Here’s an example. A spiral stair company we worked with had 10 fabricated products on their website that were for people who just want to order a spiral stair online. And we did some competitive research. We looked at search terms that were driving in traffic to their competitors. And we found that people were looking for deck stairs, patio stairs, library stairs, basement stairs. And we helped them create a page for each one of those reasons that somebody would want to purchase a stairway. And they had plenty of pictures—they’d sold, you know, tens of thousands of products. So, you know, going from a paid site that had 10 pages on it to well over 200 pages by the time they were done. Between materials, uses types, tools, parts—we were able to expand the content on the website with all the different components of what makes up that business. And I think it was a night and day thing.

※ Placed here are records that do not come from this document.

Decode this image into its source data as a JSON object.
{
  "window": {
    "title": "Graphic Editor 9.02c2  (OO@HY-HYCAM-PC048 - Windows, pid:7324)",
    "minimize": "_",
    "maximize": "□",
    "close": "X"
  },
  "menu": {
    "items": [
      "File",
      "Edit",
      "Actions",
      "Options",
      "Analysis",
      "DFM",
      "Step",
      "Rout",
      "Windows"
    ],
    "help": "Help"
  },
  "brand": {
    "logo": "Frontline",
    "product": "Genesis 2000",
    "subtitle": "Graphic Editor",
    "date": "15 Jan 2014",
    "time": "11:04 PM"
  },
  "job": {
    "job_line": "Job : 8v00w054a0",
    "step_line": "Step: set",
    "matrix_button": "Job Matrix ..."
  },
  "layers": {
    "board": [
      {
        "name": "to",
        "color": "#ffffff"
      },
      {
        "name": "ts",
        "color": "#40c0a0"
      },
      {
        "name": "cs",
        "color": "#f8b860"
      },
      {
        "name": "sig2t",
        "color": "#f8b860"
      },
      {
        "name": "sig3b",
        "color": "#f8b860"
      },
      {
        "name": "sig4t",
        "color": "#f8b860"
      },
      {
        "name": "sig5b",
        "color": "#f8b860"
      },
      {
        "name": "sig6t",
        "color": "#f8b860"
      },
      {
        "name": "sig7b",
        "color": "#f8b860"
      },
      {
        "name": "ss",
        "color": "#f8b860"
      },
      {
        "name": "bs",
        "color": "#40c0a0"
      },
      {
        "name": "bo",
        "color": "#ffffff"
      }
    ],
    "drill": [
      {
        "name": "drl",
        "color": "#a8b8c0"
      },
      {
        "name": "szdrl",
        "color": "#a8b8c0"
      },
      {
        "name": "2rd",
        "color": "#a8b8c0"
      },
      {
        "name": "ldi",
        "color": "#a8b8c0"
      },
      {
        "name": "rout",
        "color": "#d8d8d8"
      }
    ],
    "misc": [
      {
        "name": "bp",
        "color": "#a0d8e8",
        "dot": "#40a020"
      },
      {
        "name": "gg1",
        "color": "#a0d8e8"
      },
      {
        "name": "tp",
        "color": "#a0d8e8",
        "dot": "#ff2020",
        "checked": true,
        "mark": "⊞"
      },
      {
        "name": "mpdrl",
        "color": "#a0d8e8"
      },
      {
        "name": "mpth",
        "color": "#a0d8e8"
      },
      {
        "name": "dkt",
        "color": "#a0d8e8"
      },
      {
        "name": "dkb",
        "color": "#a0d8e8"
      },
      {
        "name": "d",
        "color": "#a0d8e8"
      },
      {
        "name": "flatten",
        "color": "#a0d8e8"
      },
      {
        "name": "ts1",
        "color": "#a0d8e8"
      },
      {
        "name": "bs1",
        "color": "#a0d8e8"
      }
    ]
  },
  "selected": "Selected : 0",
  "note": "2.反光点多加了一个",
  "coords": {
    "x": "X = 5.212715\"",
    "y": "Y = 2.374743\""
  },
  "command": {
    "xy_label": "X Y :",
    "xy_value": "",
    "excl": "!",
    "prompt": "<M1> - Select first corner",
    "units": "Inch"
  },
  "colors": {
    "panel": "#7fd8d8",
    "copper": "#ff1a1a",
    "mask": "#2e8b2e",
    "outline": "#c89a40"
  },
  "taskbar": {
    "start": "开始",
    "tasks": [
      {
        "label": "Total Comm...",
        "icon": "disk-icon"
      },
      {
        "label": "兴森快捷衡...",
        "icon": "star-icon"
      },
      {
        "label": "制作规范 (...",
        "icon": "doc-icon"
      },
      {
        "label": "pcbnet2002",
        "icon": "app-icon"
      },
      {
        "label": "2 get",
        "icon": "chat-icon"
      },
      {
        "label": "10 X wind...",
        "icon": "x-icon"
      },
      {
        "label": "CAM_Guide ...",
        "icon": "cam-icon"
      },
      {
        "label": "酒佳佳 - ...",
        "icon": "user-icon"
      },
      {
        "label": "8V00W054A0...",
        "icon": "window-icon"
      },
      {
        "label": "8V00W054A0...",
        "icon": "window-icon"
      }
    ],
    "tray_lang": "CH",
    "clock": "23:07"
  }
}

The other thing I think during the pandemic that we learned is that people care about safety. People now care more about viruses and airborne things than ever. Just because your people are getting vaccinated doesn’t mean that they’re not going to think twice before they touch the door handle. Right? Because it’s embedded in them. It’s ingrained. It’s imprinted. So, I think as a small business, if you’re brick and mortar, make sure you have pictures on your site that show your workers wearing masks still, show them practicing social distancing, show some level of safety and that you care and that you’re paying attention to those things and that your business has been updated since 2019 with images that represent the times.

Kelly Scanlon

Very good solid, practical tips that any business can practice. Thank you for that. And I think one of the other things that I’m hearing you say that is a misconception surrounding digital marketing—and that is —it’s the results are instantaneous. You can, I mean, you can get a pretty quick bump in some cases. But like anything, it’s something that you’re investing in for the long haul. When you talk about writing all of those blogs and creating all those different pages and writing articles to address each of the questions that people are searching for—that’s not quick work. It’s still a long game. Gear your expectations accordingly is what I was hearing you say.

Steve Wiideman

Get it on the calendar. Allocate some time to work on it. Outsource if you need to. But, really, you know your brand better than anybody. So, it’s always better if you or someone on your team could do that. Maybe even bring in a college intern to support you. You’re still the primary writer. They’re just helping you. You know, at some point, if that intern gets really good and understands the business and really follows the vision of what the business is trying to do and gets the value and the narrative that they could take that over and become an employee and convert from intern to employee. In fact, three of our team members started as interns. That can work for you. It worked for us.

Kelly Scanlon

Steve, thank you so much for your time today, for shedding some light on a topic that so many business owners still struggle with, and sometimes don’t even have a lot of confidence about themselves in making the kinds of decisions they need to when it comes to digital marketing. So, thank you very much. We appreciate the time. Thank you.